Despite a mostly upbeat and steady outlook for the rest of the year, Costco shares are sliding once again due to various analysts pointing out the possibility of the stock declining anytime.

Last week, Costco posted their fourth quarter earnings report that failed to assure investors over its recovery and growth in the next couple of quarters. Shares of Costco were down by around 6% cutting around $4.5 billion from its value last week despite reporting earnings of $2.08 per share beating last year’s earnings of $1.77 from the same quarter of $1.77 and higher than most analyst forecasts of $2.03 earnings per share.

The revenue of the warehouse retailer also was considerably higher at $42.3 billion from the same period last year at $36.6 billion and also beat most estimates of $41.8 billion. Costco’s same-store sales have also jumped by 6.1% during the quarter.

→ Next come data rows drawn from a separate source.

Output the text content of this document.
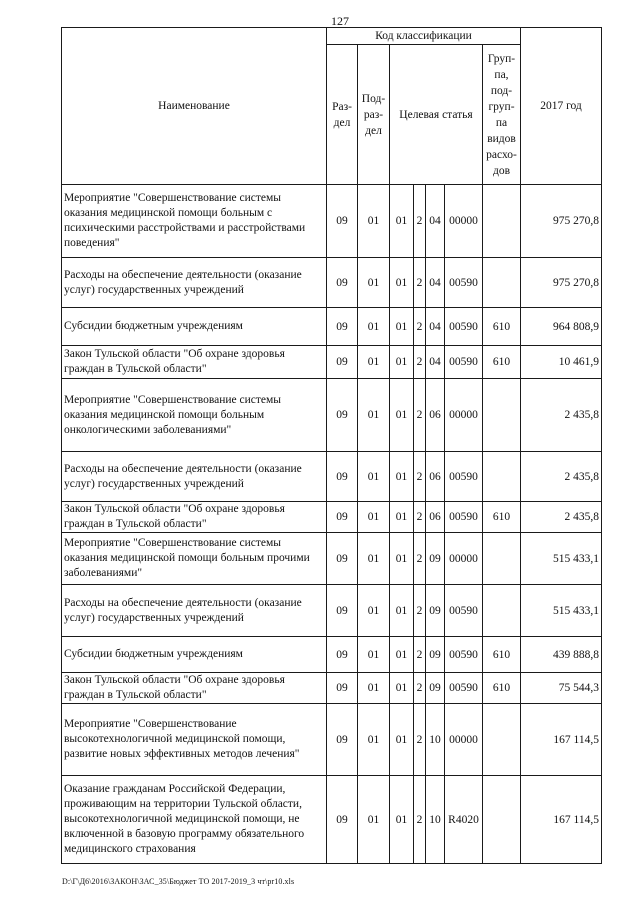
127
Наименование	Код классификации							2017 год
	Раз- дел	Под- раз- дел	Целевая статья				Груп- па, под- груп- па видов расхо- дов	
Мероприятие "Совершенствование системы оказания медицинской помощи больным с психическими расстройствами и расстройствами поведения"	09	01	01	2	04	00000		975 270,8
Расходы на обеспечение деятельности (оказание услуг) государственных учреждений	09	01	01	2	04	00590		975 270,8
Субсидии бюджетным учреждениям	09	01	01	2	04	00590	610	964 808,9
Закон Тульской области "Об охране здоровья граждан в Тульской области"	09	01	01	2	04	00590	610	10 461,9
Мероприятие "Совершенствование системы оказания медицинской помощи больным онкологическими заболеваниями"	09	01	01	2	06	00000		2 435,8
Расходы на обеспечение деятельности (оказание услуг) государственных учреждений	09	01	01	2	06	00590		2 435,8
Закон Тульской области "Об охране здоровья граждан в Тульской области"	09	01	01	2	06	00590	610	2 435,8
Мероприятие "Совершенствование системы оказания медицинской помощи больным прочими заболеваниями"	09	01	01	2	09	00000		515 433,1
Расходы на обеспечение деятельности (оказание услуг) государственных учреждений	09	01	01	2	09	00590		515 433,1
Субсидии бюджетным учреждениям	09	01	01	2	09	00590	610	439 888,8
Закон Тульской области "Об охране здоровья граждан в Тульской области"	09	01	01	2	09	00590	610	75 544,3
Мероприятие "Совершенствование высокотехнологичной медицинской помощи, развитие новых эффективных методов лечения"	09	01	01	2	10	00000		167 114,5
Оказание гражданам Российской Федерации, проживающим на территории Тульской области, высокотехнологичной медицинской помощи, не включенной в базовую программу обязательного медицинского страхования	09	01	01	2	10	R4020		167 114,5
D:\Г\Д6\2016\ЗАКОН\ЗАС_35\Бюджет ТО 2017-2019_3 чт\pr10.xls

Although major numbers beat most estimates, the membership-based grocery giant posted a decline in their gross margin for the quarter which is driven by the growing competition from other companies who has been increasing their offerings to customers. Amazon, for example, whose online presence have risen in the past couple of months have recently acquired Whole Foods that led to Amazon offering cheaper grocery product prices.

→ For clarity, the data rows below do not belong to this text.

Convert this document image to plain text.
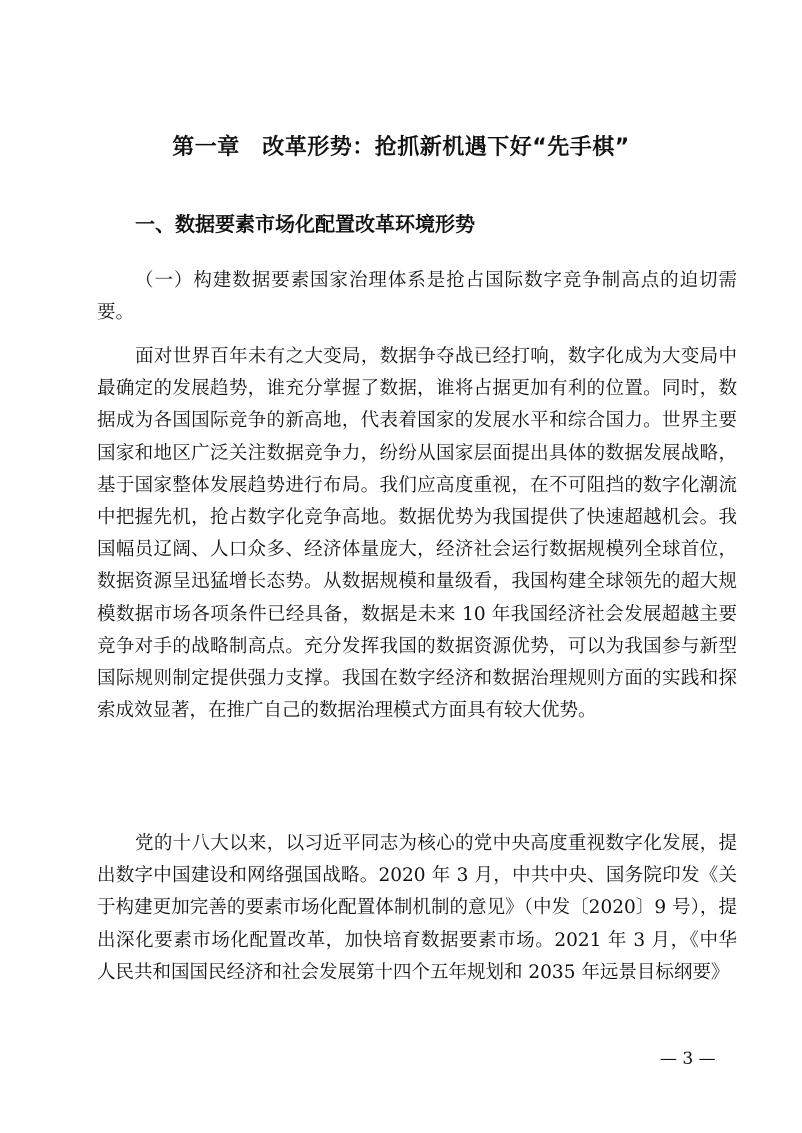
第一章　改革形势：抢抓新机遇下好“先手棋”
一、数据要素市场化配置改革环境形势
（一）构建数据要素国家治理体系是抢占国际数字竞争制高点的迫切需要。
面对世界百年未有之大变局，数据争夺战已经打响，数字化成为大变局中最确定的发展趋势，谁充分掌握了数据，谁将占据更加有利的位置。同时，数据成为各国国际竞争的新高地，代表着国家的发展水平和综合国力。世界主要国家和地区广泛关注数据竞争力，纷纷从国家层面提出具体的数据发展战略，基于国家整体发展趋势进行布局。我们应高度重视，在不可阻挡的数字化潮流中把握先机，抢占数字化竞争高地。数据优势为我国提供了快速超越机会。我国幅员辽阔、人口众多、经济体量庞大，经济社会运行数据规模列全球首位，数据资源呈迅猛增长态势。从数据规模和量级看，我国构建全球领先的超大规模数据市场各项条件已经具备，数据是未来 10 年我国经济社会发展超越主要竞争对手的战略制高点。充分发挥我国的数据资源优势，可以为我国参与新型国际规则制定提供强力支撑。我国在数字经济和数据治理规则方面的实践和探索成效显著，在推广自己的数据治理模式方面具有较大优势。
党的十八大以来，以习近平同志为核心的党中央高度重视数字化发展，提出数字中国建设和网络强国战略。2020 年 3 月，中共中央、国务院印发《关于构建更加完善的要素市场化配置体制机制的意见》（中发〔2020〕9 号），提出深化要素市场化配置改革，加快培育数据要素市场。2021 年 3 月，《中华人民共和国国民经济和社会发展第十四个五年规划和 2035 年远景目标纲要》
— 3 —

Costco shares are currently under pressure with even officials from the company acknowledging the growing competition along with the growth of consumers signing up for membership not moving at their anticipated pace. Costco have also increased its annual membership fee.

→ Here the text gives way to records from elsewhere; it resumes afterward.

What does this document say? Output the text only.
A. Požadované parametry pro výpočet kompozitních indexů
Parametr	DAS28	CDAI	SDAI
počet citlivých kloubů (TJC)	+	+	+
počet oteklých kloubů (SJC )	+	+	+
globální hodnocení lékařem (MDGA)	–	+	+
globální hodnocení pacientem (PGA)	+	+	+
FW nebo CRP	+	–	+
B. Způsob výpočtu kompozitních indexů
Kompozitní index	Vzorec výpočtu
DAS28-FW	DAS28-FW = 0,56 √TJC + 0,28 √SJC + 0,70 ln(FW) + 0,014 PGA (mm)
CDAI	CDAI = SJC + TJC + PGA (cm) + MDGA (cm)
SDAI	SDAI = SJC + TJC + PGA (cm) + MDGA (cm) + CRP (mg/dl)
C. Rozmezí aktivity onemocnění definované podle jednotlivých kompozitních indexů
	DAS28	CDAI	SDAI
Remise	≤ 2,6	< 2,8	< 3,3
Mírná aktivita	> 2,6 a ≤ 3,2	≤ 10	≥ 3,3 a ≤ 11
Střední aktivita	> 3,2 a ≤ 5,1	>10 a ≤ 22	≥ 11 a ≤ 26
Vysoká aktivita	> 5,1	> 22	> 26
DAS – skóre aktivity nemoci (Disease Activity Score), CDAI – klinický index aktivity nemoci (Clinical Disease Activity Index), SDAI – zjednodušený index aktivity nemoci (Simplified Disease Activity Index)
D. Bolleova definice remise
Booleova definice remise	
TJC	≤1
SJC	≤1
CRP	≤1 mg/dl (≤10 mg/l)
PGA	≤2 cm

However, the grocery chain has been also increasing its efforts into making sure that it doesn’t get left behind. The company has announced recently its new online delivery system that is expected to increase consumers.

The company which is currently one of the biggest retail companies in the U.S. has been given a price target of around $173 to as much as $205. The shares of the company are currently trading at around $154.61. Their shares have lost around 7% following Amazon’s Whole Foods acquisition.

During their earnings call, Costco also unveiled its plans to offer two-day grocery delivery services which was received positively well by a number of analysts stating that it would attract more buyers from a wide demographics. The announcement also can compete with Amazon’s Prime membership offering which has been getting a lot of attention lately. Despite this, analysts have warned against the possible risks that might affect the direction of the stock price in the following trading sessions.